Last fall, at the Nailya Alexander Gallery in New York, a show entitled "ambiguous desires" mined similar territory with photographic prints of attractive kids. The photographer, a Russian named Evgeny Mokhorev, specializes in images of homeless children in St. Petersburg. Boys and girls pose for him half naked. One of them, a boy (?), is seen standing languidly against a wall, his long blond hair flowing down to his shoulders, his hairless torso in full view, as if ready to be propositioned by a gay Humbert Humbert as by a protective motherly female.
Depictions of youth would thus appear to be of transnational interest these days, and they are hardly without recent precedent especially in photography (Robert Maplethorpe, Larry Clark).
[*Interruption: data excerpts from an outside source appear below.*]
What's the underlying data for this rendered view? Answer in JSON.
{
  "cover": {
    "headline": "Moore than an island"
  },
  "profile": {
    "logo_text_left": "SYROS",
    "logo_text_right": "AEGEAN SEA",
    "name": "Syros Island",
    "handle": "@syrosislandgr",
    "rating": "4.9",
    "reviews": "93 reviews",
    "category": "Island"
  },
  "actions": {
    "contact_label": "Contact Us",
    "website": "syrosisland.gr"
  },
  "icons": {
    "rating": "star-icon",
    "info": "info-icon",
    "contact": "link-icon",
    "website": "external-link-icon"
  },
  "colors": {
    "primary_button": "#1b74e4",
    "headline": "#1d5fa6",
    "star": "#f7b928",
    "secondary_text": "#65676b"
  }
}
But if the depiction of skinny adolescents is not new, what is new is their environment. The Lolitos of Mokhorev and Bas survive in a world without adults. Homeless in Mokhorev, abandoned in a limbo between heaven and earth in Bas’ The Great Barrier Wreath and On the Jagged Shores, the boys’ sexual liberation that Bas celebrates will be probably be short lived, and that may be why there is darkness and morbidity in fag limbo.
Michèle C. Cone is a New York-based critic and historian. Her latest book is French Modernisms: Perspectives on Art before, during and after Vichy (Cambridge 2001).